Shannon, who died in 1991, had proposed that any type of information, from
human speech to computer keyboards to storage disks is limited by the
capacity
of the data channel over which it flows. This is the basis of digital
communications theory.

"What we've developed is a new plateau in communications theory," St. George
said. "We are expecting to produce the enormous capacity of analog
signaling,
with the benefit of the noise-free integrity of digital communications."

The techniques described by ZeoSync would mark a break with the dozens of
existing compression technologies, including MPEG for video and music and
JPEG
for pictures and graphics are able to compact data at compression rates up
to 10 times the original. These algorithms typically work by eliminating
long
strings of identifiable bits of data such as blue sky, green grass or the
white background of a snow-covered landscape.

In a statement, ZeoSync said its techniques, "once fully developed, will
offer compression ratios that are anticipated to approach the
hundreds-to-one range."

Using mathematical terminology, the company said its technique
"intentionally randomizes naturally occurring patterns to form entropy-like
random sequences."

ZeoSync said it had applied for patent protection for a technology it calls
Zero Space Tuner, and a related technique it calls BinaryAccelerator, which
encodes data into perfectly reproducible compressed formats.
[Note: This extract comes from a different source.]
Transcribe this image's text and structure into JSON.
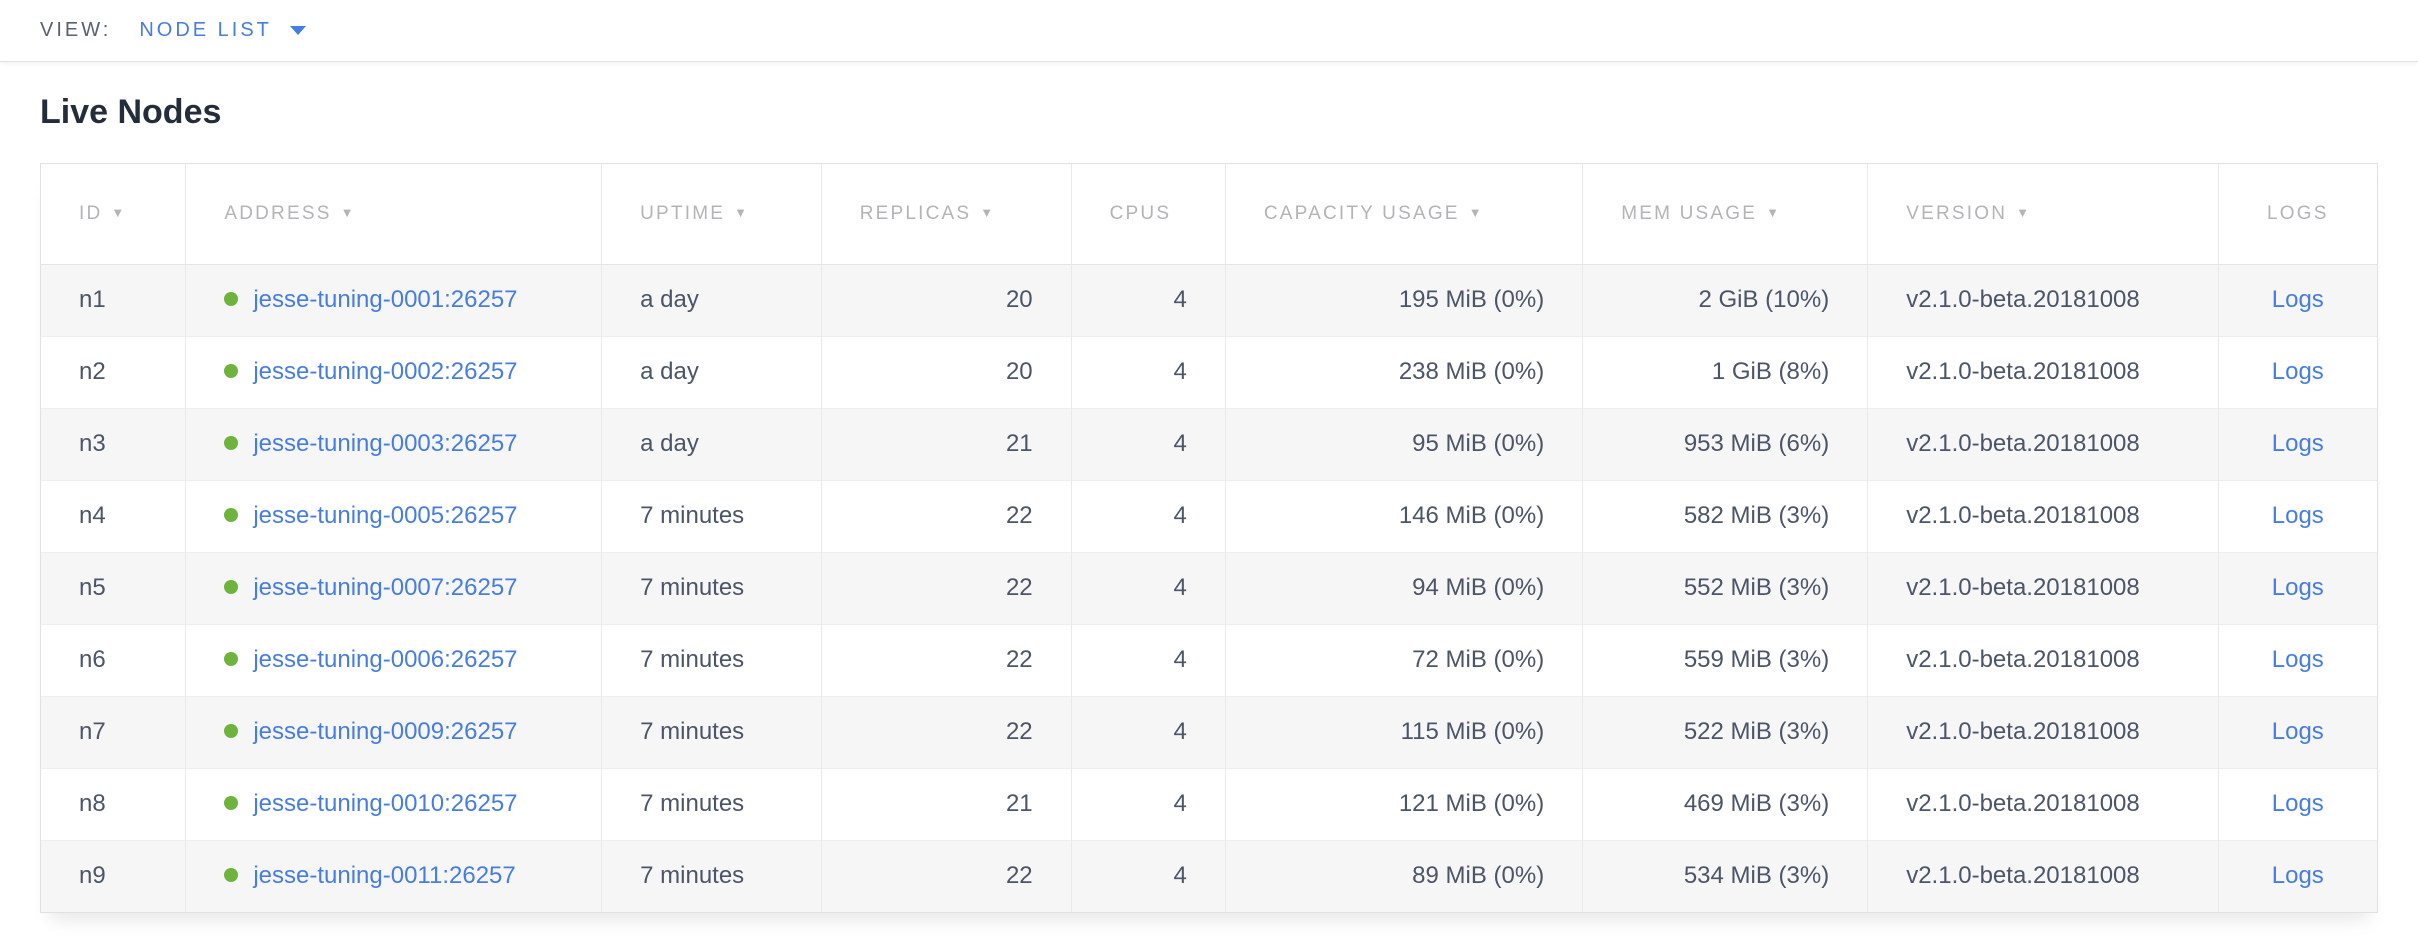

The company expects the technology to be in commercial use during 2003, it
said.

St. George told Reuters the company was in talks with unnamed potential
strategic partners, including a major supplier of computer chips used in
multimedia
compression and also a leading Hollywood music studio, among others.
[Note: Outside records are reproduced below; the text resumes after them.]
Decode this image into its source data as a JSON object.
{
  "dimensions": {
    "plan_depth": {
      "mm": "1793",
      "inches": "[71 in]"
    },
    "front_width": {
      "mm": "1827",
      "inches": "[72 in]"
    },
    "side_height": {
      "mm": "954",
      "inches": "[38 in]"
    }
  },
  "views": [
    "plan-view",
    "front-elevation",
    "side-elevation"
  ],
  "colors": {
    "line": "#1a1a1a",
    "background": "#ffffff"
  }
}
Partnerships deals will be announced over the next several months, he said,
although no deals had yet been reached. The company said its technology
could
be used to enhance existing compression techniques such as fractals, a
school of geometry that seeks to find order in the chaos of the natural
world.

"We would like to invite additional members of the scientific community to
join us in our efforts to revolutionize digital technology," St. George said
of the formerly secretive project.

"There is a lot of exciting work to be done."